Comparing this budget increase in primary care to that of €118.4m for acute hospitals, which it said were still receiving most of the budget increase, the NAGP also stressed that additional diagnostic and surgical services in primary care required investment.

NAGP President Dr Emmet Kerin said: “GPs are ready and willing to provide a world-class GP-led primary care system if adequately supported. To make a real impact, we need serious investment. Both GPs, and the HSE, agree that this is the right long-term approach to provide the best care to patients and the best value for money to the Government.

“General practice is under-funded, and has been for nearly a decade. This budgetary increase will not deliver the ambitions outlined in the NSP. The increased budget of €30.8m must cover the ambitions outlined for all primary care services, including physiotherapy, speech and language therapy etc. There is no specific budget outlined to address the capacity and functionality of general practice,” he concluded.

Capacity constraints
Notwithstanding that acute hospitals were still receiving the biggest chunk of the budget according to the NAGP, IHCA President Dr Tom Ryan said a 2.8 per cent increase in the acute hospital budget was inadequate and “completely insufficient” to cater for existing patient demand, while the Plan failed to address the critical capacity constraints that have arisen from years of cuts in health sector capital expenditure.

Echoing Dr Duddy’s concerns around envisaged demographic increases and an ageing population, Dr Ryan said: “The root causes of the crisis in our public hospitals are inadequate acute and ICU bed capacity and insufficient operating capacity, which have not been addressed in this Service Plan.”

Not only, he said, was this leading to longer waiting lists, but also to the cancellation of essential surgery with increased frequency.

Obsolete equipment
Dr Ryan added that the acute health infrastructure was crumbling, with many hospitals attempting to treat patients with inadequate facilities and increasingly obsolete equipment. O’Brien earlier told IMT that it would require approximately €400m to replace such outdated equipment.

Dr Ryan also expressed disappointing that the National Service Plan did not provide funding to address the critical acute hospital and mental health capacity deficits, which were preventing consultants and front-line staff from treating patients without delays.

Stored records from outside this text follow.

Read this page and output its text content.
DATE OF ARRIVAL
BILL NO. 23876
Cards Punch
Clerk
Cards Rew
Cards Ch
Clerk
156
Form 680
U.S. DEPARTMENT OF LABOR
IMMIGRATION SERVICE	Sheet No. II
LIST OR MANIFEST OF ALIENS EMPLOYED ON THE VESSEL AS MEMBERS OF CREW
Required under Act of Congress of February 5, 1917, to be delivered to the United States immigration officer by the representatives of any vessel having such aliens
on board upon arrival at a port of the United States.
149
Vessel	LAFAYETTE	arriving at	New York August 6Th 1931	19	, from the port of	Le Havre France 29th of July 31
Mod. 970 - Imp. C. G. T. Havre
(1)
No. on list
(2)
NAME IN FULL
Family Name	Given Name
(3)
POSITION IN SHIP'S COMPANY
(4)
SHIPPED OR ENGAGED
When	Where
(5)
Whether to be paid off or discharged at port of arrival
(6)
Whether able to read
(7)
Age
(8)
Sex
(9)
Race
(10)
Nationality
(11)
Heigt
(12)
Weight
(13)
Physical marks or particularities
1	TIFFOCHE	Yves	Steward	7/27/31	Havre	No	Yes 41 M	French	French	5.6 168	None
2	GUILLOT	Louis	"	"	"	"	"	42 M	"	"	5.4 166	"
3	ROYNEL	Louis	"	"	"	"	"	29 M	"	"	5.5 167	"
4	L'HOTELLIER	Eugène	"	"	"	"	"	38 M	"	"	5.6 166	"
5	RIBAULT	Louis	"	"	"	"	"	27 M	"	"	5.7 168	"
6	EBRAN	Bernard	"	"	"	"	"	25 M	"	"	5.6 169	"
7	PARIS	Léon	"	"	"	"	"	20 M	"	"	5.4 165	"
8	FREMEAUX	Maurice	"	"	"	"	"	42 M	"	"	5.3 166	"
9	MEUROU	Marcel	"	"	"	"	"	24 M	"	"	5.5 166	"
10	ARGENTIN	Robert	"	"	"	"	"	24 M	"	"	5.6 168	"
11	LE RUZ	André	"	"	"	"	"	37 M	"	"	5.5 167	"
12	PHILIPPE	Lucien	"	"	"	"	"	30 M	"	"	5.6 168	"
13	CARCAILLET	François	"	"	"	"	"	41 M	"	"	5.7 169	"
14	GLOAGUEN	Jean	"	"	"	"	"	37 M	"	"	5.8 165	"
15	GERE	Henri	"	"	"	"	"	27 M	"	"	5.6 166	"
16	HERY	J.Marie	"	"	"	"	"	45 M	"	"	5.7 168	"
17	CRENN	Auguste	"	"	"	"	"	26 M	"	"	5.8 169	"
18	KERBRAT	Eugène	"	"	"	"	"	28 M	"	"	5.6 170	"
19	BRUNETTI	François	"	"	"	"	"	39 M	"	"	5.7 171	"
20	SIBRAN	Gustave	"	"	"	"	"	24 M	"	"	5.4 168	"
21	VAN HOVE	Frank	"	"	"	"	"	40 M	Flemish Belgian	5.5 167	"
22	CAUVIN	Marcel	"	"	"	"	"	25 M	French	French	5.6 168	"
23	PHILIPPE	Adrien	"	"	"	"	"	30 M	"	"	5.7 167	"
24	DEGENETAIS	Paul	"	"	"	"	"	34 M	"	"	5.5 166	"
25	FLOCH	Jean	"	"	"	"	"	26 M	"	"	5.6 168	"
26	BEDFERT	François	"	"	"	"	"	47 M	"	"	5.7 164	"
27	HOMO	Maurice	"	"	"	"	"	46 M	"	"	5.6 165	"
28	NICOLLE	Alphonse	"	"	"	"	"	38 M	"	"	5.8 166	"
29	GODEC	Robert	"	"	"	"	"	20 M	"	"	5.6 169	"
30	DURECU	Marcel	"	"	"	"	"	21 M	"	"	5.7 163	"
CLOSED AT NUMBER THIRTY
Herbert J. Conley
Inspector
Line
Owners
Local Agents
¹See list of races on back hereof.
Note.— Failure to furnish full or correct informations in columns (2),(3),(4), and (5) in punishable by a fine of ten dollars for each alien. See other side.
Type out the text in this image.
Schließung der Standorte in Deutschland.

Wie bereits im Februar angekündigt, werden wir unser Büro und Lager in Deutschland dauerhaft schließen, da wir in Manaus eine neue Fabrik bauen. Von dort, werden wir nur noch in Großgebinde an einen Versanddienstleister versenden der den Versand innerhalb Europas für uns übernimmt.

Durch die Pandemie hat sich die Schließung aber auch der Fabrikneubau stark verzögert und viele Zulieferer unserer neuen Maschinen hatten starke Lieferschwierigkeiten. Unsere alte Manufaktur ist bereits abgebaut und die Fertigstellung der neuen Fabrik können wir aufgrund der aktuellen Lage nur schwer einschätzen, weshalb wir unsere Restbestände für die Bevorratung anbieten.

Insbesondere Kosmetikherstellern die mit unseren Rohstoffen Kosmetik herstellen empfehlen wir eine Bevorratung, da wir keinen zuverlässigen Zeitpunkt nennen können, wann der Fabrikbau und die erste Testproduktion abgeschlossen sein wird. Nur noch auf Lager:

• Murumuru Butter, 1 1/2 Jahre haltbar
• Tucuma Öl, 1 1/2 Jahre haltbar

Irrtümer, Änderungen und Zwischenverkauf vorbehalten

“I am also very concerned that despite promises to address the recruitment and retention of nurses and midwifery staff, no effort is being made to address the hundreds of vacant consultant posts that exist across the country and are having a massive impact on patient care,” Dr Ryan said.

Minister Harris announced a recruitment campaign targeting foreign-based Irish nurses returning home over the Christmas break, with O’Brien hoping the resumption of recruitment by the HSE and a homing instinct in the nurses would bring them back to these shores.

Nurse recruitment

The three-day nurse recruitment event organised by the HSE ended on December 30 with more than 190 nurses having presented for interview or career advice. Over 150 were interviewed and 102 offered permanent contracts subject to all necessary clearances and required documentation. At a similar event in Waterford, 13 nurses were offered permanent contracts, bringing the total to 115.

Commenting on the move, Rosarii Mannion, HSE National Director for HR, said: “The purpose of this specific recruitment initiative was to target people home for Christmas who may be thinking about returning to Ireland either immediately or later in the year. We wanted to send out the clear message that the HSE is open for recruitment again following the period of austerity we have come through over the last number of years.”

While she said she was well aware that many Irish nurses had to move to the UK and other countries to find work because of the public service recruitment moratorium, the “good news” was that the HSE was now hiring again. “The attendance over the last three days is evidence that nurses want to work in our health system, which is very encouraging. This recruitment event is the first of a number of such initiatives that will take place around the country in 2017 as we look to fill the 1,000 nursing vacancies we currently have. The last three days have been a great start.”